The Winter Palace

March 18, 2019

 The Winter Palace- A Novel of Catherine the Great by Eva Stachniak   

 

Of course I have heard of Catherine the Great, but I realized I did not know her story, and was very excited to learn about her. I love historical fiction, especially about royals, and have looked forward to reading this one for some time. Catherine wasn't actually born Catherine, but Sophie, and was the daughter of a German princess who was not on the throne, and quite was impoverished when it was requested that she travel to Russia to meet the Russian prince. They did not fall in love, but she was deemed an acceptable mate for him, and they were married.

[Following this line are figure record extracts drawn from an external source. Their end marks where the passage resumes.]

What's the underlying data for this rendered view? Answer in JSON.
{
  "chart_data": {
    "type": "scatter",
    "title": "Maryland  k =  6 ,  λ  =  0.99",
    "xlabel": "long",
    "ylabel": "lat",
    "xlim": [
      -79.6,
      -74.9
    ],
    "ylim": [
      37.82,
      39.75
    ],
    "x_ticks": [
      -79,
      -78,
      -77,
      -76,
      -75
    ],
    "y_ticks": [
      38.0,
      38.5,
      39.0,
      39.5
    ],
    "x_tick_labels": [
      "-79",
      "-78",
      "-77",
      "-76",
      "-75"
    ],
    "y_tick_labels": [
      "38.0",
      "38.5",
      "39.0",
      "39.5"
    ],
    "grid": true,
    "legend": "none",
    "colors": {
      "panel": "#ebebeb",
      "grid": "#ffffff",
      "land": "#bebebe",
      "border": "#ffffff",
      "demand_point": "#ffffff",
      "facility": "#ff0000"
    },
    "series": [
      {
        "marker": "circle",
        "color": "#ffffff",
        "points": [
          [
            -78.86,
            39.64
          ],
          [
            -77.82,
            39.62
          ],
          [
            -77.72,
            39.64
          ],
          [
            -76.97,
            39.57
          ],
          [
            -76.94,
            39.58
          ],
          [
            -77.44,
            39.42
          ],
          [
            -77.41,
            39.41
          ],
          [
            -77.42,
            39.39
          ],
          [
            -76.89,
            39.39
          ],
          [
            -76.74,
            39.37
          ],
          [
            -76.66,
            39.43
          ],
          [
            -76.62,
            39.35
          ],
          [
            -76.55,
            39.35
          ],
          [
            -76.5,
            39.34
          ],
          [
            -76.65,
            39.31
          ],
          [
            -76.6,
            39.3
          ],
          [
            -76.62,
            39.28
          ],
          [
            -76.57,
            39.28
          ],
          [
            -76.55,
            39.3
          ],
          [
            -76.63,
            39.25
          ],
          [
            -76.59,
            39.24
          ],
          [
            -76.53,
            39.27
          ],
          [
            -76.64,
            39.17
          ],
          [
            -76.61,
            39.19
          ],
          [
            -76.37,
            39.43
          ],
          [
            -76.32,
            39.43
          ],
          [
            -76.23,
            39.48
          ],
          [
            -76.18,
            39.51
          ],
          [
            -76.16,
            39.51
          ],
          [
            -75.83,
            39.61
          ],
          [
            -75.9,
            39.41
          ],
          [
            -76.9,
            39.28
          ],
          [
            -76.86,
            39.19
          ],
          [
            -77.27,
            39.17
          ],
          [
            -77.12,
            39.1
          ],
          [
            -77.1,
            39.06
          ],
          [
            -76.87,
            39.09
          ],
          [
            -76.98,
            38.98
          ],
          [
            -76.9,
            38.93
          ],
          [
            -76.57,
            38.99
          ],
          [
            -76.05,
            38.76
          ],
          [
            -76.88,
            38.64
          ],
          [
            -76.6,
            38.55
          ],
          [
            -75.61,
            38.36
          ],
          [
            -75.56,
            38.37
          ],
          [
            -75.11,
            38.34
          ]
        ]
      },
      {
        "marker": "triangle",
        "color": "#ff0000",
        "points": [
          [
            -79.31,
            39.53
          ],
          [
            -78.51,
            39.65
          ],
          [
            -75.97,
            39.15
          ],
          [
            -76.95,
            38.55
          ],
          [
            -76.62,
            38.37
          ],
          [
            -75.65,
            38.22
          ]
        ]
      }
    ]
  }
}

It was upon her induction to the Russian Orthodox faith that her name was changed from Sophie to Catherine.

 

Although this is the story of Sophie growing into her role as Catherine, and ultimately becoming the sole ruler of the Russian empire, it is as much the story of Elizabeth, the tsarina who was in power when Sophie travelled from Germany to Russia, and who made Catherine's life extremely difficult. However, through her ruthlessness, she also taught Catherine how to play the game of royal intrigue, betrayal, manipulation, and rule, and because of her experiences, Catherine grew from a timid girl into one of the most famous and cunning rulers of all time. This story is told through the lens of Varvara, an orphaned girl who becomes a lady's maid/spy to Elizabeth and Catherine both. Varvara was my favorite character in this book, and her goodness went far to redeeming this story that was so often about the ugly side of political ambition.

 

My criticism of this book would be that I felt it to be about twice as long as it should have been. I felt like I had lived Catherine's entire lifetime in Russia at her side by the time I was finished. At times it felt tedious. I know it can be fun to imagine everything about your characters as you write, making them feel like real people as every detail of their lives is thought out, however, not all of those details should make it into the final version of the book, but this is a book where they did, and it was a bit much to wade through. I came out the other side feeling that I knew Elizabeth and Catherine intimately, though, and I learned so much about their rule and the early days of the Romanov empire that I'd not known before. Also, this is supposed to be a book about Catherine the Great, but it was really a book about Catherine's rise to power, and I thought it would be about her rule. I imagine the author probably has another book about her rule in the works.